Общеизвестна позиция советской власти в нашей стране, отдававшей предпочтение производственным кооперативам способным перевести мелкотоварное хозяйство в русло плановой экономики. В действительности закономерности однолинейного, поступательного движения от «низших» форм кооперации к «высшим», которую длительное время обосновывали отечественные обществоведы, не существовало. Такое движение было, как правило, следствием сознательной политики. «Некоторые теоретики видят в производительных товариществах, - писал К.А.Пажитнов, - наиболее сложный вид кооперативов или как бы завершение своей системы. Трудно, однако, согласиться с этим. Едва ли наблюдаются в жизни такие случаи, где бы крестьяне или ремесленники, начав дело с кредитных сырьевых и т.п. товариществ, переходили затем постепенно к производственным ассоциациям в настоящем смысле слова».49

Основным стимулом создания кооперации и диверсификации ее форм являлся экономический интерес объектов кооперирования опосредованный в свою очередь рыночными условиями хозяйствования и характером кооперативной сферы деятельности. Другими словами динамизирующим фактором формальной организации кооперативных предприятий являлось диалектическое сочетание противоположных начал: способности к самостоятельному ведению индивидуального хозяйства и необходимости использования преимуществ обобществления для ее сохранения в условиях рынка; потенции к укрупнению, превращению в машинизированное производство и ограничением, связанным с сохранением особенностей, обеспечивающих роль кооперации как хозяйственной структуры, реализующей свое специфическое предназначение в экономике. Мелкий хозяин поступался своей самостоятельностью только тогда, когда объединение несло в себе большую выгоду, чем потери независимости, связанные с ним. Объективная тенденция к укрупнению или выгода объединенного ведения предприятия напрямую зависела от общей социально-экономической ситуации и внешних условий деятельности мелких собственников. Поэтому переход от формы товарищества, обобществляющей лишь одну из сторон производственного цикла к более сложным, обусловливался не внутренней закономерностью кооперативных организаций, а эволюционными процессами традиционного общества, степенью товарности хозяйств и условиями рынка.

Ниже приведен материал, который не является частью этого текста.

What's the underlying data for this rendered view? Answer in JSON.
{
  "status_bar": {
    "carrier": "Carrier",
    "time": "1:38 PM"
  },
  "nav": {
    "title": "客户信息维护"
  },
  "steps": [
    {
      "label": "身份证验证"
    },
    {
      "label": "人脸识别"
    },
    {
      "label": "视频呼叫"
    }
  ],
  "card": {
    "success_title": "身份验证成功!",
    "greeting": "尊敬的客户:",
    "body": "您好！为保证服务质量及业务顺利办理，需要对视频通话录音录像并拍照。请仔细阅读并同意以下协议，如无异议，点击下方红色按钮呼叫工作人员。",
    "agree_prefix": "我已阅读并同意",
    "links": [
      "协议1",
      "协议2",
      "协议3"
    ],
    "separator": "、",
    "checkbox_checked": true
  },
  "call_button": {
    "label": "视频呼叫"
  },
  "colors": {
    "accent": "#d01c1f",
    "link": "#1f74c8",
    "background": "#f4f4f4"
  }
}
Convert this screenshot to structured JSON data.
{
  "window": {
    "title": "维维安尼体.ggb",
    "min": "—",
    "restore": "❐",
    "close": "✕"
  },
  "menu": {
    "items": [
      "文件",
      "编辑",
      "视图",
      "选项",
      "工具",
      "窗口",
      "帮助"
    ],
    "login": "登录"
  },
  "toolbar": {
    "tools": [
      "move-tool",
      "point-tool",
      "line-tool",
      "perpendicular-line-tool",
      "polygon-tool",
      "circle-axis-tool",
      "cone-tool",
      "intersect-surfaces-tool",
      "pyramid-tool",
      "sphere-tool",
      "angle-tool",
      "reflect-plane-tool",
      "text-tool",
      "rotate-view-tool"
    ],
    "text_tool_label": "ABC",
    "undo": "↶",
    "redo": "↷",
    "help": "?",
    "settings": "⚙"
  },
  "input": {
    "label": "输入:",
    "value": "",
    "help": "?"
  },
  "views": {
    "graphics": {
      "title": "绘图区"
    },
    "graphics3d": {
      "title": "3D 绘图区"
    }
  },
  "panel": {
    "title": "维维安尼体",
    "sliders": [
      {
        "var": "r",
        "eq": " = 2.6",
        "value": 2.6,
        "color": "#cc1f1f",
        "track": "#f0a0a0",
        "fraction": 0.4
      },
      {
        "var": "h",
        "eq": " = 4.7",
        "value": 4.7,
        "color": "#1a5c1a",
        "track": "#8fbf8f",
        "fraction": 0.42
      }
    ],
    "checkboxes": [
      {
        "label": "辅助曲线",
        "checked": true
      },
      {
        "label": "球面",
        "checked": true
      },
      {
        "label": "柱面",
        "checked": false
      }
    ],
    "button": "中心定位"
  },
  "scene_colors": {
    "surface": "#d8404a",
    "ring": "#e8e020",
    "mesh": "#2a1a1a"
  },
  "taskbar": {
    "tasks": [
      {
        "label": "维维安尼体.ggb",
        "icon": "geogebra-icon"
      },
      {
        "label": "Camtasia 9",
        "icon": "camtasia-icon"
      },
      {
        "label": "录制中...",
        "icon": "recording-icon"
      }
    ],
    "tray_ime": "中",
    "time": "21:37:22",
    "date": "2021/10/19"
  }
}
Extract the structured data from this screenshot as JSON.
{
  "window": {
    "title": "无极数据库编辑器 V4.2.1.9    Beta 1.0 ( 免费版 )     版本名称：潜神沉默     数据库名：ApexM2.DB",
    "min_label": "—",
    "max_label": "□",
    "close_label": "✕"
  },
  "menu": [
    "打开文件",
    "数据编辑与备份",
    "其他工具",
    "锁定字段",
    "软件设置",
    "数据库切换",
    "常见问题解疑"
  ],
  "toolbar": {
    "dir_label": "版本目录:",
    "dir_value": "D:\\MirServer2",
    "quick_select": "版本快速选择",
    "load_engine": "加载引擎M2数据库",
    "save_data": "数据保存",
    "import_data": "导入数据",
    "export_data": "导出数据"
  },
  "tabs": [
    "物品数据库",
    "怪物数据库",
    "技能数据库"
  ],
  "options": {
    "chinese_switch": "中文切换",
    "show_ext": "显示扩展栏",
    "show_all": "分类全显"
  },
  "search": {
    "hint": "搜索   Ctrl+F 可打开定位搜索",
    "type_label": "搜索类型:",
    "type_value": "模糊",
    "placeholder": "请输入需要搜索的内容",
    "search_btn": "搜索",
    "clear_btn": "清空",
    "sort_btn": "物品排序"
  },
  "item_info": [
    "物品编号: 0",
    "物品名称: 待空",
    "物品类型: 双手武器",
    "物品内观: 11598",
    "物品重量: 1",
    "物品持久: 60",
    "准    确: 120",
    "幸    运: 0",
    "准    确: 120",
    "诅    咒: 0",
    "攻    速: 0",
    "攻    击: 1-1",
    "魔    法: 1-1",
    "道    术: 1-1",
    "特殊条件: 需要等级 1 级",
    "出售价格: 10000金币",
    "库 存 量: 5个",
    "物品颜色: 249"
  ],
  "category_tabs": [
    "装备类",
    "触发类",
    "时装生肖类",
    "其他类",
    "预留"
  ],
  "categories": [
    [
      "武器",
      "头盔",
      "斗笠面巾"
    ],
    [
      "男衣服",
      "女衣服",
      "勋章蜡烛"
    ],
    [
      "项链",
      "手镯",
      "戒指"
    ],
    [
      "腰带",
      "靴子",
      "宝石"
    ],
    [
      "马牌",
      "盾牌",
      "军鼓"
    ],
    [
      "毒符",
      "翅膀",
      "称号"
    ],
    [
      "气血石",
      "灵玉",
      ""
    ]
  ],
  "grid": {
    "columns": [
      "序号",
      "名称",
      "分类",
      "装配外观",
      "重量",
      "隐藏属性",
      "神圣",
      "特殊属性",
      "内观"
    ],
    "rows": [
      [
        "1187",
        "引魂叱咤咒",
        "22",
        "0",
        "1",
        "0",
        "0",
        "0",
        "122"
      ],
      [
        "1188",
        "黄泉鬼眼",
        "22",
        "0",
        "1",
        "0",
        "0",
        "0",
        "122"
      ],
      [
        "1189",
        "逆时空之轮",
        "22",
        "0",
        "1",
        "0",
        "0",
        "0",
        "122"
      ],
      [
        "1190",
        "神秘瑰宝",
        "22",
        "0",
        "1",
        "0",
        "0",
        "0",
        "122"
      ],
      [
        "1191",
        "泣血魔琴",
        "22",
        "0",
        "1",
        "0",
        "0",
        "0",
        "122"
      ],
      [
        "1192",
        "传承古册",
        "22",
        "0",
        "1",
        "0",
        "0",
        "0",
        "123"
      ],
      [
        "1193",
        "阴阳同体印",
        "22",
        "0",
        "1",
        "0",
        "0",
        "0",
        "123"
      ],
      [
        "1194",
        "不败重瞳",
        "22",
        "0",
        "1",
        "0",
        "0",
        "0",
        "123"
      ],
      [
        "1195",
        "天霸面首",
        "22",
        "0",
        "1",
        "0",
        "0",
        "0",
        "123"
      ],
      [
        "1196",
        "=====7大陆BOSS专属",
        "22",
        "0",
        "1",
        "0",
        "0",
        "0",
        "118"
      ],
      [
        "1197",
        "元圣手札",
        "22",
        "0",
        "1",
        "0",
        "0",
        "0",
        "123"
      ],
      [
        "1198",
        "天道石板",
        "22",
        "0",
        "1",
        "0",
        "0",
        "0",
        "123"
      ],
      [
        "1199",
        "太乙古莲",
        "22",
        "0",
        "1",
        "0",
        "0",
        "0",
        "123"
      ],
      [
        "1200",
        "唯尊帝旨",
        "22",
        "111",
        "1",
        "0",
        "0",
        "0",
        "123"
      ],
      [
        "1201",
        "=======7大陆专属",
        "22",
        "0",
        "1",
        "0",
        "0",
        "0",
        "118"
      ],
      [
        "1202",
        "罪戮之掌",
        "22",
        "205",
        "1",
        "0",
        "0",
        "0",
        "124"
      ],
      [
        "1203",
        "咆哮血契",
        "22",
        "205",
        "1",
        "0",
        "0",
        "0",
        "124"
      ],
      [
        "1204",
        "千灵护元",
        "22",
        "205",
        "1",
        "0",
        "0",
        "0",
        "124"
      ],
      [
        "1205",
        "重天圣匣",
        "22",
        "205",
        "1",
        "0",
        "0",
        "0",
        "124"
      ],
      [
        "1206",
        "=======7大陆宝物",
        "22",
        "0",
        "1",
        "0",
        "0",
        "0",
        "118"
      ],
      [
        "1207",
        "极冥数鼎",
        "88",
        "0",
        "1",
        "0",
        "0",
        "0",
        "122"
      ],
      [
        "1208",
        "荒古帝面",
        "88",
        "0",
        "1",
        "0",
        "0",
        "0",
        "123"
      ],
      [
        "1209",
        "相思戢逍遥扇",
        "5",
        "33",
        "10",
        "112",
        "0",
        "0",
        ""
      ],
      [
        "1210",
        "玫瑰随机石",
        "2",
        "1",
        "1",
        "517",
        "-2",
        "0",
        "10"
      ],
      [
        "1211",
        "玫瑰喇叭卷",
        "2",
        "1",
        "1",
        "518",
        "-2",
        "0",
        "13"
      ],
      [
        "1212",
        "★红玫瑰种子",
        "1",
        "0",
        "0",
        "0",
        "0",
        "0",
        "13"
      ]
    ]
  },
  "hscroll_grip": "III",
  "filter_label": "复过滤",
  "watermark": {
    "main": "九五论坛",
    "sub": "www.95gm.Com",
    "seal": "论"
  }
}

Вместе с тем грани, отделяющие кооперативные организации, обобществляющие отдельные стороны производственного процесса, весьма условны. Так, например, товарищества, занимающиеся сбытом, влияли на качество и ассортимент производимого товара, т.е. обобществляли часть регулирующих функций непосредственно в производстве. А, например, создание артелей по переработке продуктов животноводства, неизбежно влекло появление кооперативных структур, вырабатывающих и контролирующих осуществление единых нормативов в содержании и кормлении скота.50

Памятуя об особенно значительной роли субъективного фактора в создании и функционировании артелей и товариществ, нельзя обойти вниманием личностный аспект генезиса кооперации. Психологическая сторона проблемы имеет своей отправной точкой естественный биологический инстинкт человека к групповому существованию, выражаясь терминологией проповедника неолиберализма Хайека, инстинкт «солидарности и сострадания»51, проявляющийся, как ответная реакция индивидуумов на атомизацию общества по мере разрушения традиционных устоев. Об этом очень точно писал Н. Бердяев в книге «Смысл истории»: «В средние века человек жил в корпорациях, в органическом целом, в котором не чувствовал себя изолированным атомом, а был органической частью целого, с которым он чувствовал связанной свою судьбу. Все это прекращается в последний период новой истории. Новый человек изолируется. Когда он превращается в оторванный атом, его охватывает чувство невыразимого ужаса, и он ищет возможности выхода путем соединения в коллективы, для того, чтобы преодолеть это одиночество и покинутость, которые грозят гибелью, духовным и материальным голодом. На этой почве, от этой атомизации и рождается процесс обращения к коллективизму, создания нового начала, в котором человек ищет, исходя из своего одиночества».52

Доказательство естественности чуть ли не антропологической предопределенности человеческого устройства, основанного на капиталистических отношениях, исходило из философской посылки Гоббса – «война каждого против всех» и было лигитимизировано протестантской Реформацией.53 Индивидуализм и рациональный расчет возводились в степень природных человеческих инстинктов. В этом отношении опыт кооперативных объединений уникален и доказывает обратное, а именно извечное стремление человека реализовать свою личность и индивидуальные способности через объединение в коллектив.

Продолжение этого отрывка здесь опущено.